Astronomers have spotted a large group of orphan planets: 170 candidates for such lonely worlds have been found in the Rho Cygnus cloud.
Planets are born close to young stars from the surrounding gas-dust cloud: this is usually where they stay. However, occasionally, a particular cataclysm may eject a planet from its home system and send it on an endless, lonely journey across the galaxy. It is assumed that something similar happened once in the Solar System, which lost one of its planets. In all, there must be billions of "orphan planets" in the Milky Way, although they are extremely difficult to spot, as they are no longer illuminated or warmed by the light of their mother star.
However, astronomers have recently spotted a large group of free-flying planets in the molecular cloud of the Ophiucus, a giant dark nebula 420 light years away, where active star formation is taking place. Scientists estimate that there are between 70 and 170 orphan planets the size of Jupiter alone. They write about it in an article published in the journal Nature Astronomy.
The authors of the paper analysed data from more than 20 years of observations by a number of ground-based telescopes (VLT, VST and others) as well as by the Gaia space observatory. "We measured the faint motions, colours and luminosities of tens of millions of sources over a wide area of the sky," says Núria Miret-Roig. - The data made it possible to identify the faintest objects in this area, the 'orphan planets'.

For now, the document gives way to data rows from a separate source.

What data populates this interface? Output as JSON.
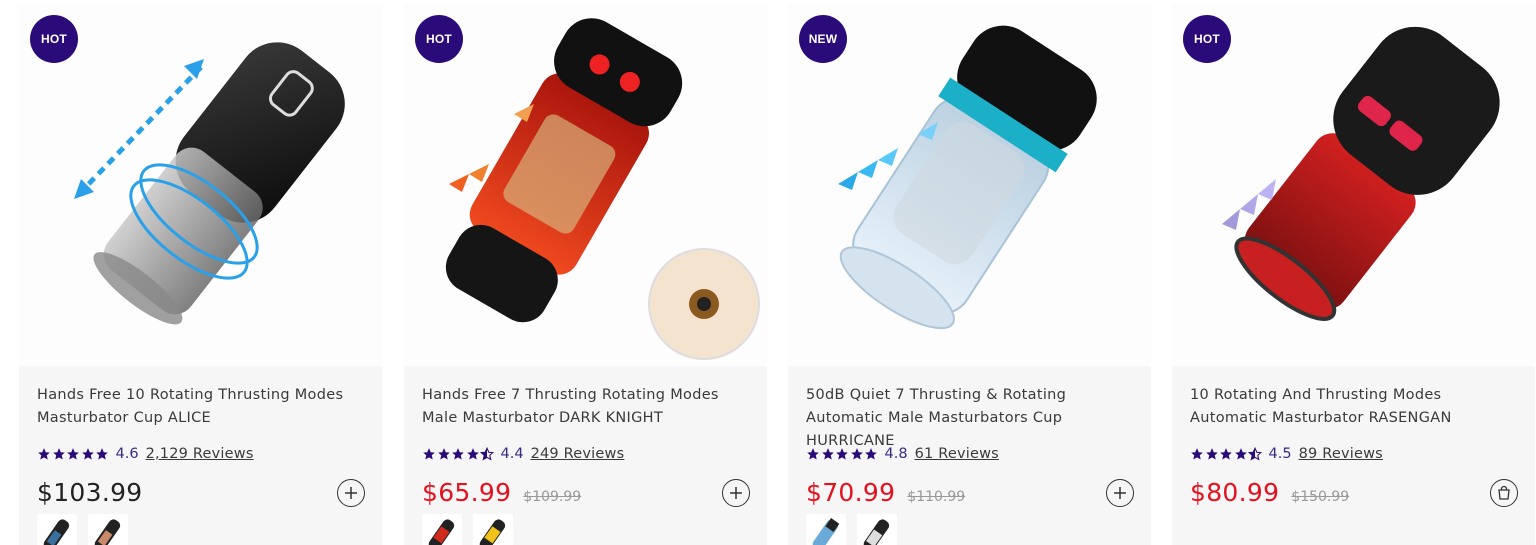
{
  "products": [
    {
      "badge": "HOT",
      "title": "Hands Free 10 Rotating Thrusting Modes Masturbator Cup ALICE",
      "rating": "4.6",
      "reviews": "2,129 Reviews",
      "price": "$103.99",
      "compare_price": "",
      "on_sale": false,
      "action_icon": "plus-icon",
      "image_desc": "black-masturbator-alice",
      "swatch_colors": [
        "#3a6fa0",
        "#c98a6a"
      ]
    },
    {
      "badge": "HOT",
      "title": "Hands Free 7 Thrusting Rotating Modes Male Masturbator DARK KNIGHT",
      "rating": "4.4",
      "reviews": "249 Reviews",
      "price": "$65.99",
      "compare_price": "$109.99",
      "on_sale": true,
      "action_icon": "plus-icon",
      "image_desc": "red-black-masturbator-dark-knight",
      "swatch_colors": [
        "#d02a1e",
        "#f0c21a"
      ]
    },
    {
      "badge": "NEW",
      "title": "50dB Quiet 7 Thrusting & Rotating Automatic Male Masturbators Cup HURRICANE",
      "rating": "4.8",
      "reviews": "61 Reviews",
      "price": "$70.99",
      "compare_price": "$110.99",
      "on_sale": true,
      "action_icon": "plus-icon",
      "image_desc": "clear-blue-masturbator-hurricane",
      "swatch_colors": [
        "#6aaad8",
        "#222222"
      ]
    },
    {
      "badge": "HOT",
      "title": "10 Rotating And Thrusting Modes Automatic Masturbator RASENGAN",
      "rating": "4.5",
      "reviews": "89 Reviews",
      "price": "$80.99",
      "compare_price": "$150.99",
      "on_sale": true,
      "action_icon": "shopping-bag-icon",
      "image_desc": "black-red-masturbator-rasengan",
      "swatch_colors": []
    }
  ],
  "colors": {
    "badge_bg": "#2b0a7a",
    "star": "#2b0a7a",
    "sale_price": "#e5121e",
    "compare_price": "#999999"
  }
}
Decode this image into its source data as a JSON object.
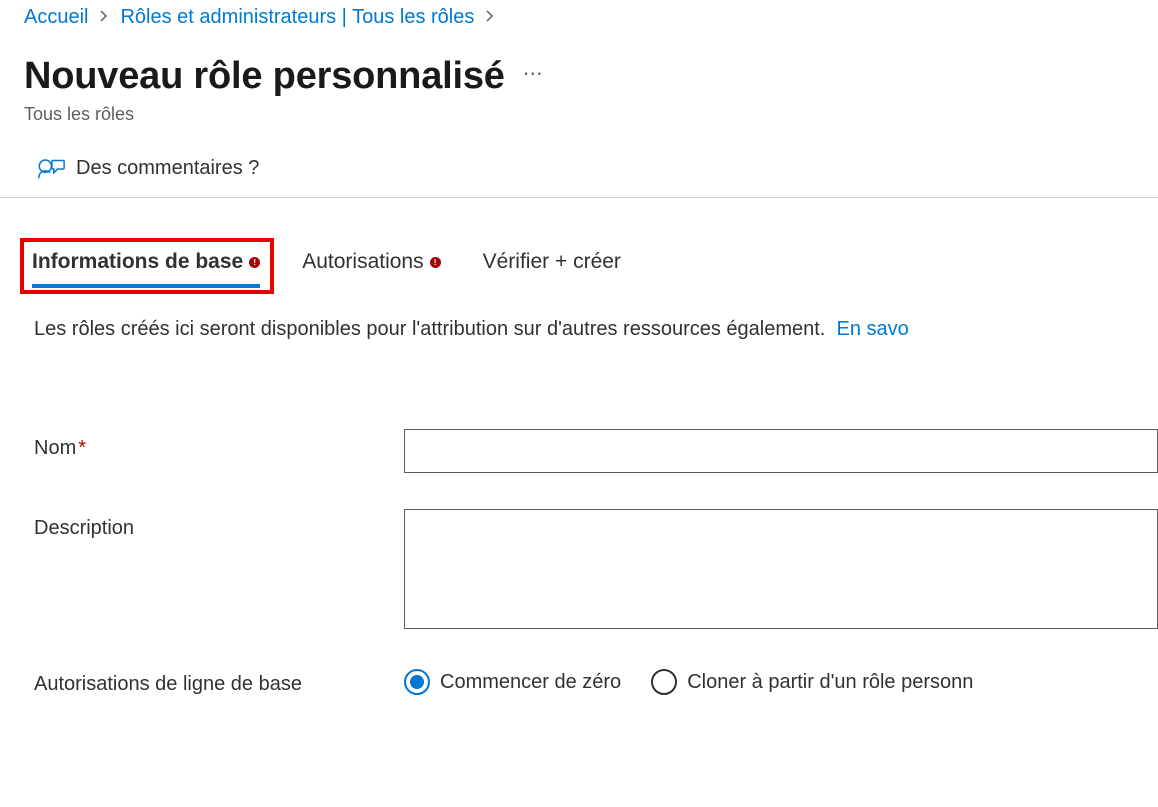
{
  "breadcrumb": {
    "home": "Accueil",
    "roles": "Rôles et administrateurs | Tous les rôles"
  },
  "header": {
    "title": "Nouveau rôle personnalisé",
    "subtitle": "Tous les rôles"
  },
  "toolbar": {
    "feedback": "Des commentaires ?"
  },
  "tabs": {
    "basics": "Informations de base",
    "permissions": "Autorisations",
    "review": "Vérifier + créer"
  },
  "info": {
    "text": "Les rôles créés ici seront disponibles pour l'attribution sur d'autres ressources également.",
    "link": "En savo"
  },
  "form": {
    "name_label": "Nom",
    "name_value": "",
    "description_label": "Description",
    "description_value": "",
    "baseline_label": "Autorisations de ligne de base",
    "radio_start": "Commencer de zéro",
    "radio_clone": "Cloner à partir d'un rôle personn"
  }
}
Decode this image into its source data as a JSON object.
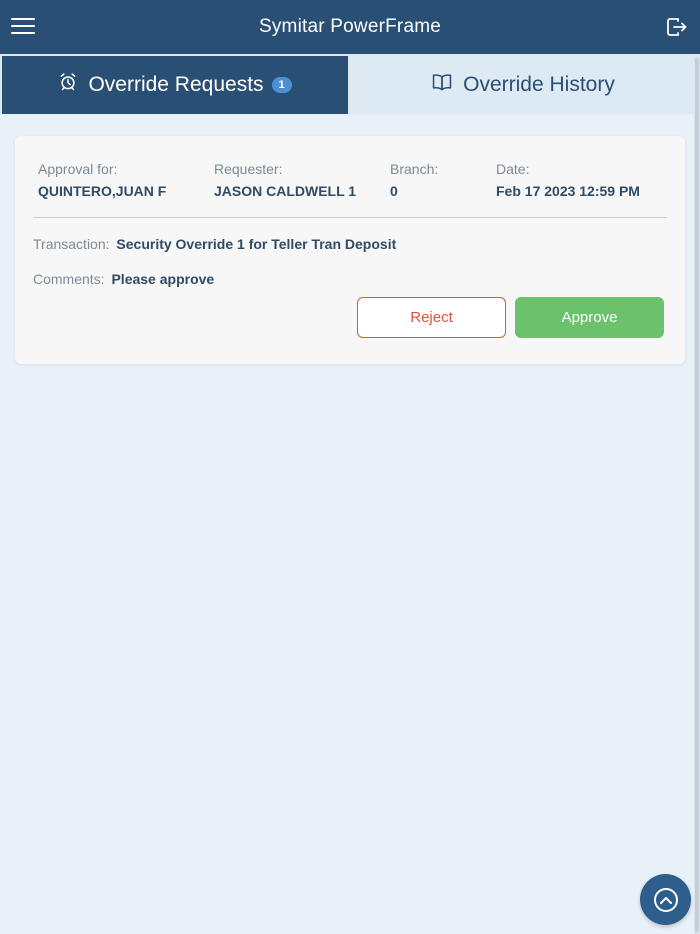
{
  "header": {
    "title": "Symitar PowerFrame",
    "menu_icon": "hamburger-menu-icon",
    "logout_icon": "logout-icon"
  },
  "tabs": [
    {
      "label": "Override Requests",
      "icon": "alarm-clock-icon",
      "badge": "1",
      "active": true
    },
    {
      "label": "Override History",
      "icon": "open-book-icon",
      "active": false
    }
  ],
  "request": {
    "approval_for_label": "Approval for:",
    "approval_for_value": "QUINTERO,JUAN F",
    "requester_label": "Requester:",
    "requester_value": "JASON CALDWELL 1",
    "branch_label": "Branch:",
    "branch_value": "0",
    "date_label": "Date:",
    "date_value": "Feb 17 2023 12:59 PM",
    "transaction_label": "Transaction:",
    "transaction_value": "Security Override 1 for Teller Tran Deposit",
    "comments_label": "Comments:",
    "comments_value": "Please approve",
    "reject_label": "Reject",
    "approve_label": "Approve"
  },
  "colors": {
    "header_bg": "#2a4f74",
    "reject": "#e0533c",
    "approve": "#6cc16c",
    "badge": "#4d8fd1"
  },
  "fab": {
    "icon": "scroll-to-top-icon"
  }
}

A total of about 170 candidates have been identified, of which at least 70 must be free-flying planets. It is not yet possible to be more precise, as the masses of the candidates have not been determined: the scientists were only guided by the brightness of the object's residual radiation. And this is not only related to its size, but also to its age: a similar signal can be received from a young, small orphan planet, and from an old, heavy brown dwarf, belonging to a completely different type of celestial body.